Now on to an interesting prompt from Deirdre, on magazines..with a neat little segue way into Neils most current introspection.insecurity Friday.....Alas this little story is true.. oh..so many dirty little secrets...
After my dalliance with the muse, I fell in love with the actor..worse than actor..the Comedian..aka..THE DEVIL...ok, perhaps a bit to strong..How about Norman Bates..ok,,,we'll call him Tony..Cause he looked very much like a young Tony Perkins.
Tony was about as far away from the muse as I could get. The muse was an eagle scout..eager young pup. Tony on the other hand, was all motorcycle and wit. He was a regular at the Comedy Store...and he hit me like a freight train gone amuck. I saw him and I lost my breath. We had a several year "affair"..that spanned from coast to coast. I ran from him..back to him. Ran from him...wanted him to chase me...VERY MUCH DRAMA!!
Tony had me about as whipped as I have ever been.
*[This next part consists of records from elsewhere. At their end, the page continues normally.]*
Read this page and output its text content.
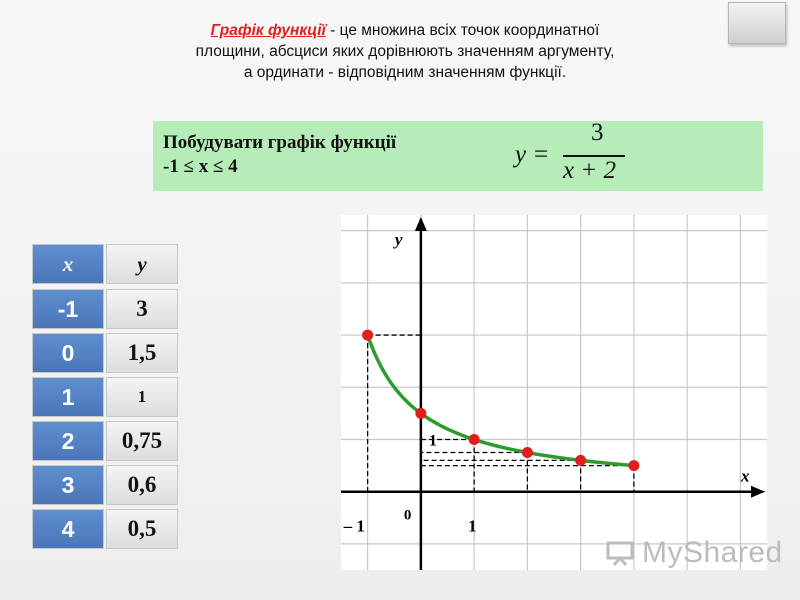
Графік функції - це множина всіх точок координатної площини, абсциси яких дорівнюють значенням аргументу, а ординати - відповідним значенням функції.
Побудувати графік функції
-1 ≤ x ≤ 4	y =
3
x + 2
x	y
-1	3
0	1,5
1	1
2	0,75
3	0,6
4	0,5
x
y
0
1
– 1
1
MyShared
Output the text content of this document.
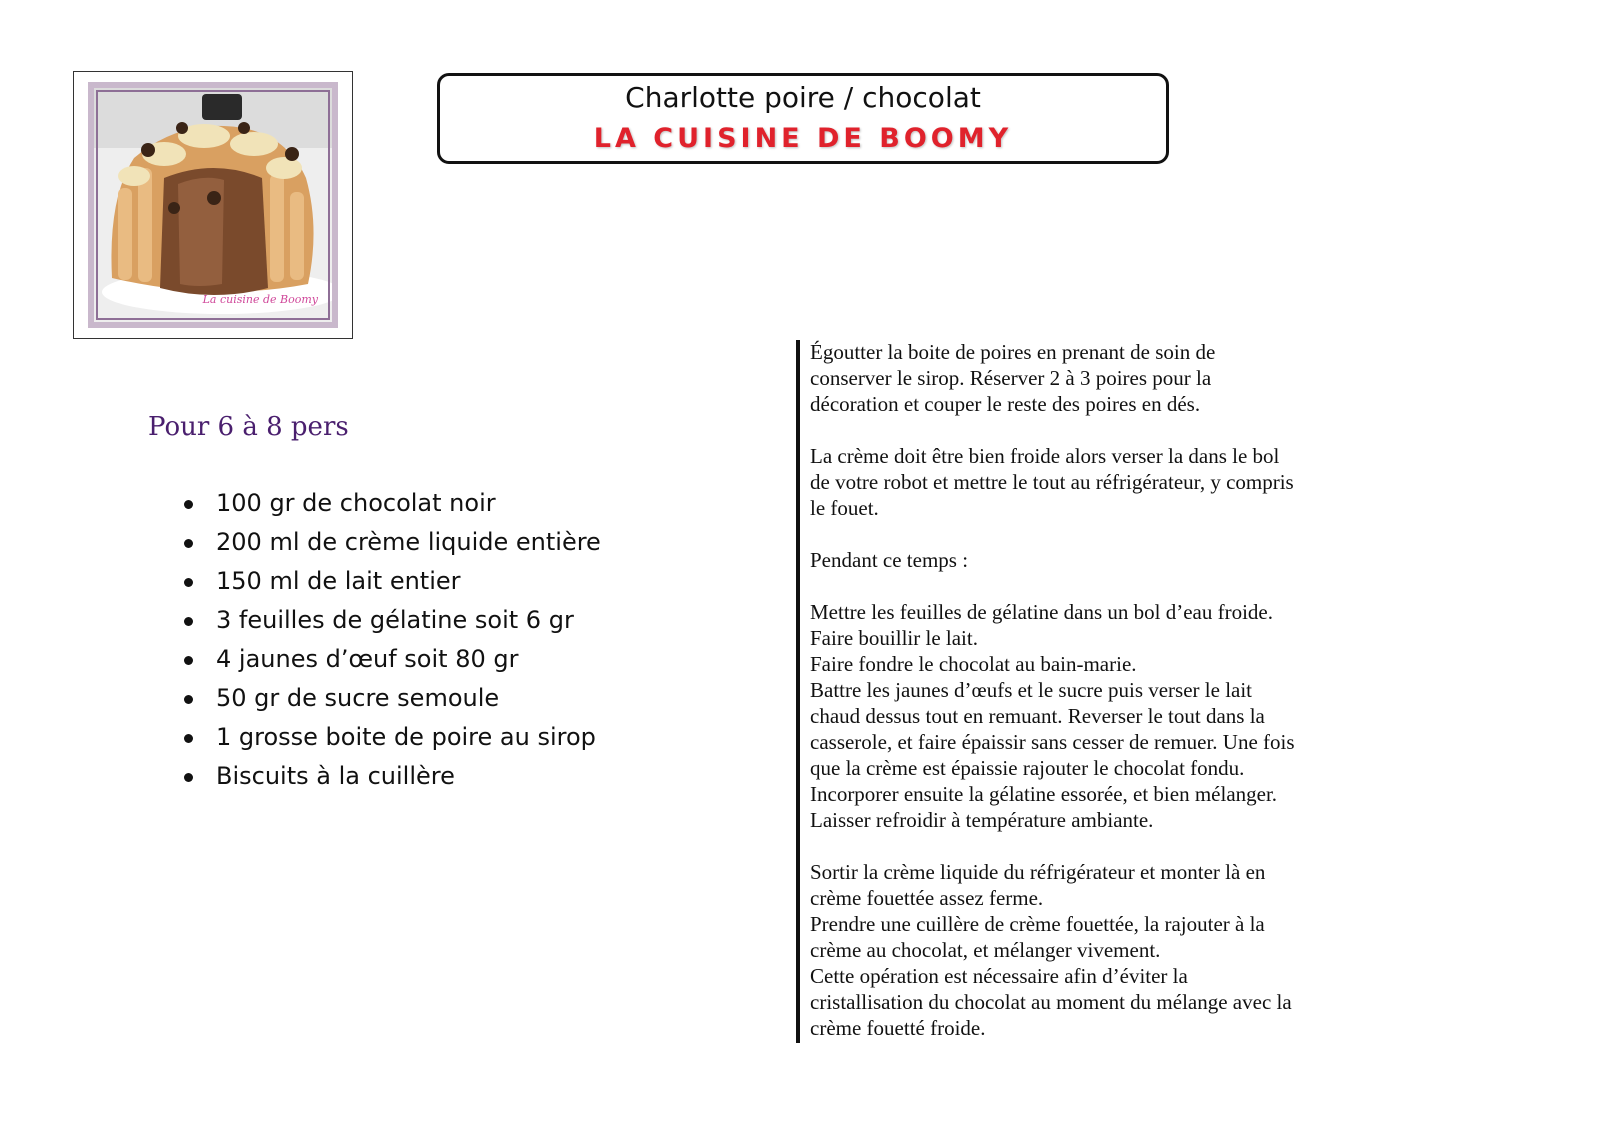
La cuisine de Boomy
Charlotte poire / chocolat
LA CUISINE DE BOOMY
Pour 6 à 8 pers
100 gr de chocolat noir
200 ml de crème liquide entière
150 ml de lait entier
3 feuilles de gélatine soit 6 gr
4 jaunes d’œuf soit 80 gr
50 gr de sucre semoule
1 grosse boite de poire au sirop
Biscuits à la cuillère

Égoutter la boite de poires en prenant de soin de
conserver le sirop. Réserver 2 à 3 poires pour la
décoration et couper le reste des poires en dés.

La crème doit être bien froide alors verser la dans le bol
de votre robot et mettre le tout au réfrigérateur, y compris
le fouet.

Pendant ce temps :

Mettre les feuilles de gélatine dans un bol d’eau froide.
Faire bouillir le lait.
Faire fondre le chocolat au bain-marie.
Battre les jaunes d’œufs et le sucre puis verser le lait
chaud dessus tout en remuant. Reverser le tout dans la
casserole, et faire épaissir sans cesser de remuer. Une fois
que la crème est épaissie rajouter le chocolat fondu.
Incorporer ensuite la gélatine essorée, et bien mélanger.
Laisser refroidir à température ambiante.

Sortir la crème liquide du réfrigérateur et monter là en
crème fouettée assez ferme.
Prendre une cuillère de crème fouettée, la rajouter à la
crème au chocolat, et mélanger vivement.
Cette opération est nécessaire afin d’éviter la
cristallisation du chocolat au moment du mélange avec la
crème fouetté froide.
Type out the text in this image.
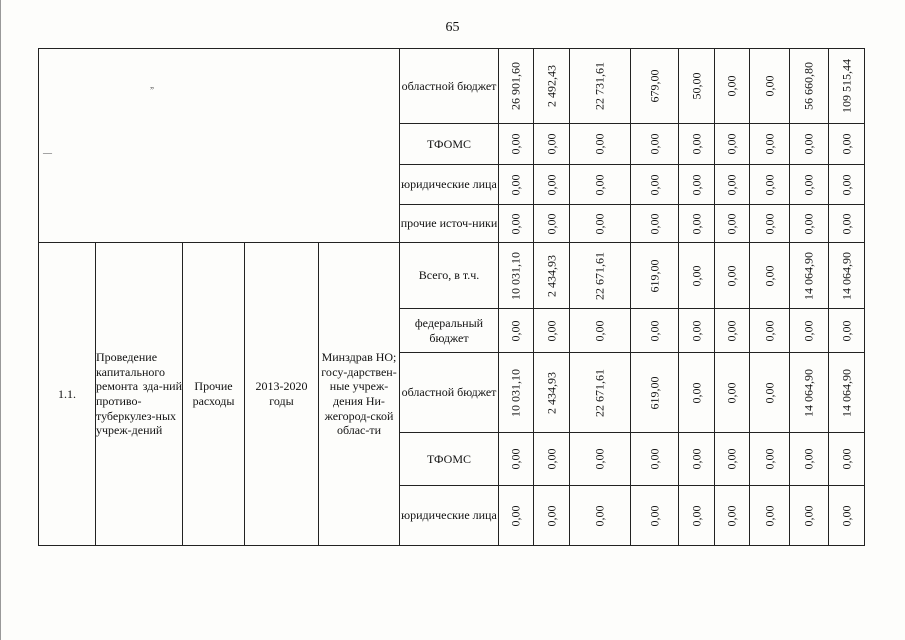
65
„
—
					областной бюджет	26 901,60	2 492,43	22 731,61	679,00	50,00	0,00	0,00	56 660,80	109 515,44

					ТФОМС	0,00	0,00	0,00	0,00	0,00	0,00	0,00	0,00	0,00

					юридические лица	0,00	0,00	0,00	0,00	0,00	0,00	0,00	0,00	0,00

					прочие источ-ники	0,00	0,00	0,00	0,00	0,00	0,00	0,00	0,00	0,00

1.1.	Проведение капитального ремонта зда-ний противо-туберкулез-ных учреж-дений	Прочие расходы	2013-2020 годы	Минздрав НО; госу-дарствен-ные учреж-дения Ни-жегород-ской облас-ти	Всего, в т.ч.	10 031,10	2 434,93	22 671,61	619,00	0,00	0,00	0,00	14 064,90	14 064,90

					федеральный бюджет	0,00	0,00	0,00	0,00	0,00	0,00	0,00	0,00	0,00

					областной бюджет	10 031,10	2 434,93	22 671,61	619,00	0,00	0,00	0,00	14 064,90	14 064,90

					ТФОМС	0,00	0,00	0,00	0,00	0,00	0,00	0,00	0,00	0,00

					юридические лица	0,00	0,00	0,00	0,00	0,00	0,00	0,00	0,00	0,00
At one of the lowest moments of my life... I remember finding all of his PENTHOUSE mags...and in a fit of jealous insanity..opening them to the centerfolds and placing them all over his Hollywood apt( to which I had a key, because more often than not, I paid the rent...)I sat and waited for him to get home. He did...I went very GLENN CLOSE on him. I just remember feeling so betrayed. He was very well sexed.(at the time I did not know exactly HOW well sexed).I wanted to be enough. These women showed me I wasn't enough. I was very young..early twenties.
How times have changed!!..for Christmas a few years back, I bought my husband an art book on Playboy's history. I have come to see that this IDEAL form of "beauty" (aka sex)...is like believing in Santa, for men. Who am I to spoil that fun? I will never understand what drives men...Didn't Christy Brinkleys husband cheat on her??? There are just some things that are meant to be different about men and women. Period.
Tony and I were briefly friends after being lovers. We'd often laugh about that Magazine night afterwards. He would compliment me on CRAZY...I would remind him that I literally fed him..as in kept him alive for a couple of years.. and in the end a truce was called. He was at my wedding, danced with me, looked me in the eyes...and wished me happiness. I'm sure he was glad that he dodged that bullet...and I felt the same dam way.
My husband's coming home tonight. Almost 2 decades of craziness together..and not once, have I ever asked if I am enough. I know better now.